I had seen the movie Practical Magic a number of times before I ever realized it was a book. Since one of my favorite things to do is compare book adaptations like that, it was only a matter of time before I got around to reading Alice Hoffman’s Practical Magic after learning that fact. There are some obvious changes from one medium to the other, mostly to flesh out thematic elements that take more of a back seat in the novel, but the story remains both recognizable and compelling between the two forms—not an easy feat.
Sally and Gillian Owens grow up with two distantly related aunts after their parents’ tragic deaths. They know that their aunts aren’t like other people in the town and everyone else knows it too so that the two girls also fall under the general umbrella of being Other. Gillian leaves as soon as she can, running away in the night with a young man and not looking back. Sally stays and finds a bit of normalcy when she marries and starts a family of her own. But tragedy strikes again and it’s Sally’s turn to leave the aunts, taking her own daughters to start again on her own. Years later Gillian turns up in Sally’s driveway needing her sister’s help and long ignored issues—especially personal and familial—must be addressed and remedied.
Where the film choses to focus on exploring the sisters’ status as Other and their relationship with their community, when the novel does so its at a much more personal level (a level that makes it particularly difficult to adapt to the screen).

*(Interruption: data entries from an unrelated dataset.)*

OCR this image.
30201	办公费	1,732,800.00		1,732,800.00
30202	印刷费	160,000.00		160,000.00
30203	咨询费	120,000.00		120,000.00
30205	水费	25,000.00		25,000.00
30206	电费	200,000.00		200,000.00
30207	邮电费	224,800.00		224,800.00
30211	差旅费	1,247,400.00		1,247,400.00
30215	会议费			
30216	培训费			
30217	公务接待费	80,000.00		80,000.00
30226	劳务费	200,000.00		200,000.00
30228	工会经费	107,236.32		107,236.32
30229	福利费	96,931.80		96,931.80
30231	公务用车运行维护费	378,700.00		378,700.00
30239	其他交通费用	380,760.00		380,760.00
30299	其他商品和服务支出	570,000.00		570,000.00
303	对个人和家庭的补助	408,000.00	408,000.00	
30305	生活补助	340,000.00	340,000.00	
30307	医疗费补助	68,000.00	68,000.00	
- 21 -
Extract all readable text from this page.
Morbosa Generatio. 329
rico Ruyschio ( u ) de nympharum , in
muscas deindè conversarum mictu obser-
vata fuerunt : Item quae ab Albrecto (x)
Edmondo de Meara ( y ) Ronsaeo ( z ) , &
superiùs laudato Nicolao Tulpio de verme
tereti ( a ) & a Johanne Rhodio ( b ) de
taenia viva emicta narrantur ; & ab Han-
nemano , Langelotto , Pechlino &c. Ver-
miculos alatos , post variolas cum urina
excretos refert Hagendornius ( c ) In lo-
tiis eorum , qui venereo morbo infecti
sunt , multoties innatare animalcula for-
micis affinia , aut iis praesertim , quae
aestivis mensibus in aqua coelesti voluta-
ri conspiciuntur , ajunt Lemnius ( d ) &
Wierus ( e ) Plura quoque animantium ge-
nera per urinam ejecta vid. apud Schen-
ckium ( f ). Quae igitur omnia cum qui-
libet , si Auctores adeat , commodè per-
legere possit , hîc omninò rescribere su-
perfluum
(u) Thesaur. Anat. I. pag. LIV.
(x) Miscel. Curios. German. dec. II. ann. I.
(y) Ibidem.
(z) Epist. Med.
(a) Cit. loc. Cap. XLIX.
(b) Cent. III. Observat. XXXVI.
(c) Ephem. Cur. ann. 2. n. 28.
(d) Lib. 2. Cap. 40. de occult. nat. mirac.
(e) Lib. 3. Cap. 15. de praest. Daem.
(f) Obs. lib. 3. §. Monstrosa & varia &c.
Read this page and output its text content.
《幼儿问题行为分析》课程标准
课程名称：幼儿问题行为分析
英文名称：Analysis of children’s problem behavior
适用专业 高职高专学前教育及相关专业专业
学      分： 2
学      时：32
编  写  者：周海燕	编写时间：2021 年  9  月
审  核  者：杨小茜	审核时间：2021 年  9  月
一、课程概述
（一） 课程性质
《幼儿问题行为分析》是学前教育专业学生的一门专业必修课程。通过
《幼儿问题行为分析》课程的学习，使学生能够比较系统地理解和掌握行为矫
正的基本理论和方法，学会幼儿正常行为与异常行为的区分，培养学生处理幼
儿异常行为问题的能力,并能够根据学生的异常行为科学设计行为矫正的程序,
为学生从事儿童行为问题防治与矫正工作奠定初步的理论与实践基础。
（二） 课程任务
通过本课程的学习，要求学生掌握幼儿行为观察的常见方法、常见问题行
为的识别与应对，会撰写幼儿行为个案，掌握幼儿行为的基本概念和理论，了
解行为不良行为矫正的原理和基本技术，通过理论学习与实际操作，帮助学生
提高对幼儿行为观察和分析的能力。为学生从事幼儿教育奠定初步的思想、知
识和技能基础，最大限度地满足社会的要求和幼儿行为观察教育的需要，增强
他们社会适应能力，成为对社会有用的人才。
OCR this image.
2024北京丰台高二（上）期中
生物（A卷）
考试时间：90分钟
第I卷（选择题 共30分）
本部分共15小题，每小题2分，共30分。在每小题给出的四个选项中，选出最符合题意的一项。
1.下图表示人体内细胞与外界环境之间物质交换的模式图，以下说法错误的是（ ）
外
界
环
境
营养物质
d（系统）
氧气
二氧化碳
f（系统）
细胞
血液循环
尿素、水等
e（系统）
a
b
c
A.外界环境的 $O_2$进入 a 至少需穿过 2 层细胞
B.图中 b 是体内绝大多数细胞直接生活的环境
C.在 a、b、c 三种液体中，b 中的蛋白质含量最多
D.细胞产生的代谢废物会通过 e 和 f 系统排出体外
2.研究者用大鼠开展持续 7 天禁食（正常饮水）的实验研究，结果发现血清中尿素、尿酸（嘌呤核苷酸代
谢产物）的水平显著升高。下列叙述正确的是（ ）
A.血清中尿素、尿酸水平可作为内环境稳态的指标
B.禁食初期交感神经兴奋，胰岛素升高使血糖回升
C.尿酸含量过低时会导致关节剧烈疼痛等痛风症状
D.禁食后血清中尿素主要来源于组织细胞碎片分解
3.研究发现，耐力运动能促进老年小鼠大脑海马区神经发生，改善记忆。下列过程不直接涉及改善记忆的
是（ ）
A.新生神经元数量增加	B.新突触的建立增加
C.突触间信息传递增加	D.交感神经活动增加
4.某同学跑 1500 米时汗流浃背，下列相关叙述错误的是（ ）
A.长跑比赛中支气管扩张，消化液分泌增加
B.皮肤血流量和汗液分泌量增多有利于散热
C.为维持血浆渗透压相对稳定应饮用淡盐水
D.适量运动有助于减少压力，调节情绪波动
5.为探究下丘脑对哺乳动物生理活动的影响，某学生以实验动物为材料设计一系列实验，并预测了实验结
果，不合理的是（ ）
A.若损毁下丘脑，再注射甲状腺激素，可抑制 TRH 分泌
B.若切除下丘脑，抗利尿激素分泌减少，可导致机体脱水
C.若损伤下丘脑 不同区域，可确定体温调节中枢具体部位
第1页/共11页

Sally and Gillian both carry fear and doubt about their role in society and how to handle meeting—or failing to meet—those expectations. Sally especially wants to be sure her daughters are spared that sense of not belonging. But what takes greater precedence in the novel is the way the various women and girls (Sally’s daughters Antonia and Kylie are given a much more prominent and self-aware characterization in the book) let those feelings of not belonging affect their treatment of themselves.
Gillian struggles with finding a harmonious balance with the men in her life, falling into abusive relationships, leaving them before she can be left, and trying to enjoy the ride while protecting herself from feeling too much. Sally struggles with many of the same issues but in a drastically different way, shutting herself off emotionally from most people while controlling as much of her environment as she can. Her daughters reflect similar conflicts in many ways as she and Gillian, especially with each other. The older Antonia picks on the younger and more physically awkward Kylie. When Gillian arrives on the scene, the girls begin to see their mother and themselves in a different light as Gillian upsets the prior balance. True harmony can only be restored to all the Owens ladies when they’ve confronted and overcome their personal fears, when they’ve stopped trying to compete with their sisters and instead communicate and relate to them honestly, banding together against an outside force (symbolically menacing and undeniably masculine, though there are also examples of respectful masculinity in the novel as well) and overpowering it.
While I enjoy the community aspects of the film a great deal, the self-acceptance of the more character-driven book carries a much greater thematic weight. I look forward to reading more of Hoffman’s work to see if and how she addresses these themes again.